Charlotte, despite her father, was proud of Glenbraddan, indoors and out. She had made a charming garden, with an old dovecote, and alcoves in the kitchen garden walls to contain beehives. Glenbraddan’s heather honey was excellent; even Mungo admitted that. Never for long, though. The sight of her drawing-room was always enough to set him off again, complaining in the half-jocular tones he reserved for what he considered her sillier pretensions, that he felt like Gulliver in Lilliput threading his way among the spindly tables covered with fragile knick-knacks. Duck-shaped soup tureens, even if they were made of Chinese porcelain, and teapots painted with pictures of half-naked women, even if they came from Meissen or Vincennes, were not what he admired and certainly not what he would have chosen to display in a drawing-room. Sitting down with exaggerated care, he would add, ‘And these chairs are a sight too dainty.

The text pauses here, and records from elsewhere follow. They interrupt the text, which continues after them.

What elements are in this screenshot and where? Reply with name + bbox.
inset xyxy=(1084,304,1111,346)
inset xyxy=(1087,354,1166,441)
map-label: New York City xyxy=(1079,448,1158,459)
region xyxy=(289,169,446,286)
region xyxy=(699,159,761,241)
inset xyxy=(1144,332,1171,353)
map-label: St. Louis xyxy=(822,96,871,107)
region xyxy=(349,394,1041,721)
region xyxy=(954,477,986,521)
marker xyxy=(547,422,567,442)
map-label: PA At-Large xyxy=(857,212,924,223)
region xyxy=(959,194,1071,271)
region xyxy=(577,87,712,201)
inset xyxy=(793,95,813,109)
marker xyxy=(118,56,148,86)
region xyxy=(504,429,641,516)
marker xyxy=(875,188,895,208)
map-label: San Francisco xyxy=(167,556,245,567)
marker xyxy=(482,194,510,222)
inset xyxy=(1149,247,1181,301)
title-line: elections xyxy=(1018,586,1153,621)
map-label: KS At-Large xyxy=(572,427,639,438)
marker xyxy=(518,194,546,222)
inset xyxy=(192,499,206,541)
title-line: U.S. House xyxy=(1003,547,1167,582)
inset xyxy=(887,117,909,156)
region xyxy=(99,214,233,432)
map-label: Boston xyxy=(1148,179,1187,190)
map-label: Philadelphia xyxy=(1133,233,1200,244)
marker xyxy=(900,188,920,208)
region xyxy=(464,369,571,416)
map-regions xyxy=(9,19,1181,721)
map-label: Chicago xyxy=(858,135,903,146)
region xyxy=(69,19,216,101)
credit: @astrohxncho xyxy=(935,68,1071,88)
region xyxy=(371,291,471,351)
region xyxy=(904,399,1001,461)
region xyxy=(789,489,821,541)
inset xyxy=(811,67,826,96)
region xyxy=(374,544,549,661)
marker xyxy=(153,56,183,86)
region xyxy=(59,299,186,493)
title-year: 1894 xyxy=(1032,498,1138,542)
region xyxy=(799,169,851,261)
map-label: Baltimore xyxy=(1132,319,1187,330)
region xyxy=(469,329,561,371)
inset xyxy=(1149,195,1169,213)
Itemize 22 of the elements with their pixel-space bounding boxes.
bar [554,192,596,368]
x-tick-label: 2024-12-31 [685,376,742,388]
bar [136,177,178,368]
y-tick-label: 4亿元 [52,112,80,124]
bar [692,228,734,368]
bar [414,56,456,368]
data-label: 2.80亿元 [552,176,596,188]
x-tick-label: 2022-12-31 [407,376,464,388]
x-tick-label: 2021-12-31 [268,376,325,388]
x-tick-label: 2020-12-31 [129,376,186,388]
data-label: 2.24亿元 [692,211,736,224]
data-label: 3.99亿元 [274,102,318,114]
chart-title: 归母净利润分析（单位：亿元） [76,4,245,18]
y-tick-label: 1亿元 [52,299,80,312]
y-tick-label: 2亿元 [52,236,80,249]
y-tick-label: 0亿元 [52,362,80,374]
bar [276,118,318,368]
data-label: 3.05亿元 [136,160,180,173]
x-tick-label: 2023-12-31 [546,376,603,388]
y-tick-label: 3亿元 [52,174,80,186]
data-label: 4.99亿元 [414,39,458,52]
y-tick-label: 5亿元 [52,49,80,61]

Would you not like me to get you something a bit more comfortable?’ But his eyes would be twinkling, and she would know, irritably, that he was teasing her.

It was a pretty room, which always made her feel like the lady she so much wished she had been born. She wasn’t used to finding her husband in it, however, and now she felt the little catch of breath that always afflicted her when she came on him unexpectedly. Biting back an automatic, ‘What are you doing here!’ which she realized just in time would sound ungracious, she said, ‘
What
a dreadful day. It feels as if spring would never come. If only the wind would move round to the east, we might have drier weather.’

‘Yes.’

She had come in only to collect a list, but she hesitated, and after a moment he turned away from the window and began to trace a path towards the fire, hands behind his back and eyes focused on his booted feet as he placed them, with concentrated deliberation, one before the other. It struck her as an oddly boyish trick, and she watched him indulgently, wondering at the same time what was in his mind. He was wearing a dark green cloth coat with brass buttons, and his breeches were of buff leather and his hessians slightly mud-stained
.
In his cravat, she noticed,
was the pin her father had given
him for his twenty-fifth birthday last month, a coiled
serpent in gold, with opal eyes. Its intrinsic value was negligible, but it was an elegant little thing, and he seemed to have taken a fancy to it.